At the operational level, Hezbollah, like other political elites in Lebanon, benefits from existing corruption throughout state entities linked to the Port of Beirut to generate revenue and import and export illicit goods. Unnamed sources cited by Al Arab in 2020 claimed that, as a consequence of corruption, the Lebanese state receives only $800 million in customs fees annually from the port, rather than, according to these same sources, the estimated $3 billion that it should legitimately earn through customs revenue; the sources allege that the state shares the missing revenue with Hezbollah, thereby providing another income stream for the group.
In 2013, Al Joumhouria published an investigation detailing how corruption operates with regard to imports and exports at the Port of Beirut.

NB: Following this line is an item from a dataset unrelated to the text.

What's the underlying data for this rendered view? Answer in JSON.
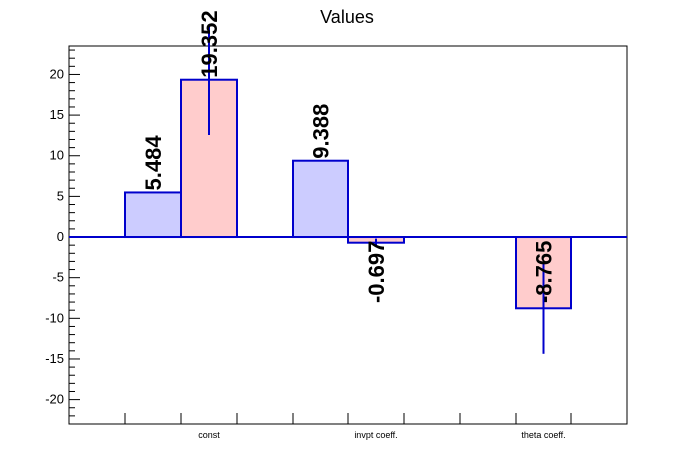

The description applies to operations by all actors engaged in corruption at the port, and is not limited to Hezbollah and its allies. The report quoted a customs officer who had been asked about the process of importing televisions made in China in a way that would make them exempt from customs fees. By the officer’s account: ‘The company must declare that these are ‘computer screens’ rather than ‘televisions’, because computer screens are exempt from customs duties, unlike TVs which have a 5 per cent customs rate. In addition, bribes must be paid, which is a well-calculated bribe that takes into account the rate that should have been paid as customs and VAT.’ It was estimated that importing televisions in this way would have at the time cost just $12,000, compared with $27,000 if done through legal means.
The Al Joumhouria report added that customs officials were complicit not only in facilitating evading inspection of goods and registering imports as exempt, but also in collaborating with business owners and the administration of the Commercial Register in the process of ‘re-exporting’ goods (using fake documents). All these officials can register a shipment from Lebanon as being, for example, re-exported televisions, when the shipment could in reality contain anything of little value. The commercial entity re-exporting the supposed televisions can claim back from the Ministry of Finance the customs fees and VAT it supposedly paid on their import, while in reality selling the goods on the Lebanese market.
Where Hezbollah differs from its rivals is in the extent of its use of the Port of Beirut to transport drugs, weapons and explosive material both in and out of Lebanon without any state oversight of its operations or inspections of the hangars it uses. Sometimes, illicit goods enter Lebanon through the port for transport to Syria by land. At other times, materials used to make explosives are stored at the port and temporarily gathered to be prepared for shipment abroad. In 2019, the US Treasury added high-ranking Hezbollah official Wafiq Safa to the sanctions list, stating:
Imposing sanctions on Safa did not curb Hezbollah’s control over the Port of Beirut. Hezbollah’s involvement in importing and exporting ammonium nitrate – the main chemical found to have caused the explosion – through the port has raised questions about its link to the ammonium nitrate in the blast.